Most geopolitical analyzes are far down the Earth. But remember: China’s influence is rocking the skies.
On July 23, a March 5 rocket exploded from the Wenchen Launch Center on China’s Hainan Island. Equipped with a terrestrial ground, an orbiter and a rover, the Chinese spacecraft Tianwen-1 has paved the way for Mars to begin a comprehensive study of the Red Planet.
However, the mission of Mars is not just about discovery. It forms part of a comprehensive strategy designed to push China into the ranks of “fully developed, rich and powerful” nations by 2049.
As President Xi Jinping explained to the Taikonauts aboard the Tiangong-1, China̵7;s first prototype space station in 2013, “the space dream is part of the dream to make China stronger.” Xi’s China is no longer “hiding capabilities and keeping a low profile,” it is “striving to achieve,” he said at the time.
Under Xi’s command, the People’s Republic has launched two prototype space stations (Tiangong-1 and Tiangong-2), as well as a cargo ship (Tianzhou) capable of refueling the other spacecraft.
In 2018, it fired more rockets into space than any other nation. A year later, China made history when Chang’e 4 successfully landed its first rover on the dark side of the Moon.
Closer to home, the BeiDou 2 navigation system recently launched its 35th satellite, ending its fiery constellation that promises to provide global coverage as an alternative to America’s GPS and Galileo Positioning system of Europe.
If Tianwen-1 successfully reaches Mars, China will join the US and the former Soviet Union as the only nations to have achieved such a spatial feat.
Unlike NASA and other space agencies, whose stated goals are to conduct space research to advance science, China’s space program is more interested in economic benefits, geostrategic positioning, and development support goals.
By 2040, the space industry is projected to be worth $ 2.7 trillion, according to a recent Bank of America report by Merrill Lynch. China clearly plans to capitalize on this projection.
While the most significant short- and medium-term opportunities may come from broadband satellite internet access, the future is poised to see space mining emerge as a lucrative industry.

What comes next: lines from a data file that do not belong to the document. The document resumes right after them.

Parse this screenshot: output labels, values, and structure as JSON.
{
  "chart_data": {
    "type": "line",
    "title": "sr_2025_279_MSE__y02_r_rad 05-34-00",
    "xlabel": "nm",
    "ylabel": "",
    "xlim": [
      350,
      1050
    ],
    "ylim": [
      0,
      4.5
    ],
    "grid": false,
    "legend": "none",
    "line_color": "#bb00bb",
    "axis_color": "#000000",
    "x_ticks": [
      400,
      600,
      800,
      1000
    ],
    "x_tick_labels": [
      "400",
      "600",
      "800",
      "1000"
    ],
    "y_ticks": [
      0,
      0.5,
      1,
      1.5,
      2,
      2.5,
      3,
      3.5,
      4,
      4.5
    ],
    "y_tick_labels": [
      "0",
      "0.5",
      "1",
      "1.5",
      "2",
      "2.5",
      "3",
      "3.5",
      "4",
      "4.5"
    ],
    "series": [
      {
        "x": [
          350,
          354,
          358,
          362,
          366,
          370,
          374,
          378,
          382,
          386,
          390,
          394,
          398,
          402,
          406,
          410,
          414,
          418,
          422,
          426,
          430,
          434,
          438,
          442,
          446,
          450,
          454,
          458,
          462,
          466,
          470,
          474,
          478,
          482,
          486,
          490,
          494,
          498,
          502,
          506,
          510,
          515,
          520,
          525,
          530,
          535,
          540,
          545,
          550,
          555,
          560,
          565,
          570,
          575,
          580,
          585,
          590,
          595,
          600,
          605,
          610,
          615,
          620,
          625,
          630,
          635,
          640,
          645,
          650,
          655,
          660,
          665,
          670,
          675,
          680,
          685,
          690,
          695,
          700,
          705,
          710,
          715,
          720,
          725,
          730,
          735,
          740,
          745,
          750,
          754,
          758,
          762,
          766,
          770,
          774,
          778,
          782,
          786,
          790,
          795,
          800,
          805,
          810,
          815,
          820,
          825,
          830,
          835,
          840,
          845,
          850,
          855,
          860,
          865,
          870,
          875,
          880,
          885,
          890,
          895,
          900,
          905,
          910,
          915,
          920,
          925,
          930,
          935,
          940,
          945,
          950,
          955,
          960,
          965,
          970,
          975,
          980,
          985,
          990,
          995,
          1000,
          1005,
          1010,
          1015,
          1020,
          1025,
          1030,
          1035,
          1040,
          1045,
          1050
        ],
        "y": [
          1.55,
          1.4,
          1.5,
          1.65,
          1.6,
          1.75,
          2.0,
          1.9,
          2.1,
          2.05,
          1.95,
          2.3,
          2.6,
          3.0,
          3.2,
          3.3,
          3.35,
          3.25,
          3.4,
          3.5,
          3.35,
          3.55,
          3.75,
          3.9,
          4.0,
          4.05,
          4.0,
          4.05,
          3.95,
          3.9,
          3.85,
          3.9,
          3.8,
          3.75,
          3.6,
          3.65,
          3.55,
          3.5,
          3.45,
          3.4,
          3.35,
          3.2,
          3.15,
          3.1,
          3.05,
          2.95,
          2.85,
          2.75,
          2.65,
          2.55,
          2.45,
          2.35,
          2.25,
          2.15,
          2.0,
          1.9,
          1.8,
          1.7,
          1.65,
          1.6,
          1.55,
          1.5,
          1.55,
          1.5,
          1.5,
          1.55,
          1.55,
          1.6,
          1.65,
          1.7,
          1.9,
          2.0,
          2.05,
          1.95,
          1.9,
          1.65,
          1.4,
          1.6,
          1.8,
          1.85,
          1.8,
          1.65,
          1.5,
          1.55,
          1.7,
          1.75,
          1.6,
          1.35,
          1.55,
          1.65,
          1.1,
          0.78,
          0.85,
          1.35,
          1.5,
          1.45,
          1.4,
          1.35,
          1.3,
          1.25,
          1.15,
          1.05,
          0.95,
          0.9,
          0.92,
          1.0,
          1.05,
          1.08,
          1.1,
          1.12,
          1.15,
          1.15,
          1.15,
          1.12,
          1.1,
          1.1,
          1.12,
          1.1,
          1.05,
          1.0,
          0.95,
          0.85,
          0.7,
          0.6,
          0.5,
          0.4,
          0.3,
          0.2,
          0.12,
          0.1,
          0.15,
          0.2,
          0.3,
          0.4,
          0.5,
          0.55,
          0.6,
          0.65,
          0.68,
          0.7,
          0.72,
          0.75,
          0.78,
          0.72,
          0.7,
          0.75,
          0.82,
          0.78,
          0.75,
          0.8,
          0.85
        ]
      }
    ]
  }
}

A small asteroid approximately 200 meters in length that is rich in platinum could reach up to $ 30 billion, estimates a projection. The moon possesses hundreds of billions of dollars of untapped resources, including helium-3, titanium, and other rare earth metals.
Chinese researchers like Lin Mingtao are already working under the National Space Science Center to capture an asteroid near Earth and bring it back to China to inspect and extract its sources.
Beijing also has big plans for the moon. According to the state-run Xinhua news agency, the National Space Administration of China (CNAS) aims to set up a lunar surface study station within the next decade.
If China manages to build a lunar base with industrial capacity, it could significantly reduce the costs of launching the spacecraft and serve as an entrance for space exploration in the future.
But China’s spatial ambitions do not stop here. By 2022, China aims to have a fully operational space station orbiting the Earth.
There are also plans to launch a variety of solar-powered solar-powered low-Earth orbit to shut down electricity in China. Beijing is also working to develop nuclear-powered spacecraft by 2040, which will imaginatively enable deep space travel.
All told, China is building a space silk road. Within the framework of Xi’s Belt and Road Initiative (BRI) initiative, this new cosmic corridor complements its Silk Sea and Land Routes.
As this galactic architecture takes shape, Beijing aims to provide the international community with a reliable alternative network of infrastructure, thus competing for global leadership in space.
At the same time, the space program is also intertwined with “Made in China 2025”, a policy designed to catapult China to become a global leader in high-tech manufacturing.
The Silk Road Space provides a new way to enhance China’s indigenous innovation capabilities in areas such as quantum communications, robotics, artificial intelligence, and aviation.
Accordingly, it also promotes civil-military fusion and the development of dual-use technologies: For example, while BeiDou can help navigate a ship through stormy waters, it can also launch a missile.
“In modern warfare, space capability can help achieve a geopolitical advantage, military competitiveness and technological development,” said Michael Raska, assistant professor at S Rajaratnam School of International Studies, Nanyang University of Technology, Singapore. China is looking for all three when it begins its journey towards “great space power” status, he told regional media.
Ye Peijian, head of China’s lunar exploration program, has given an insight into how the Communist Party of China views space.
“The universe is an ocean, the moon is the Diaoyu Islands, Mars is the Huangyan island. “If we do not go there now, even though we are capable of doing so, then we will be blamed by our descendants,” he told reporters in 2017.
“If others go there, then they will take over and you will not be able to go even if you want to. That is reason enough.”
Dale Aluf is director of research and strategy at SIGNAL, Sino-Israel Global Network & Leadership Academic – a member of the China Silk Road Think Tank SRTA Association.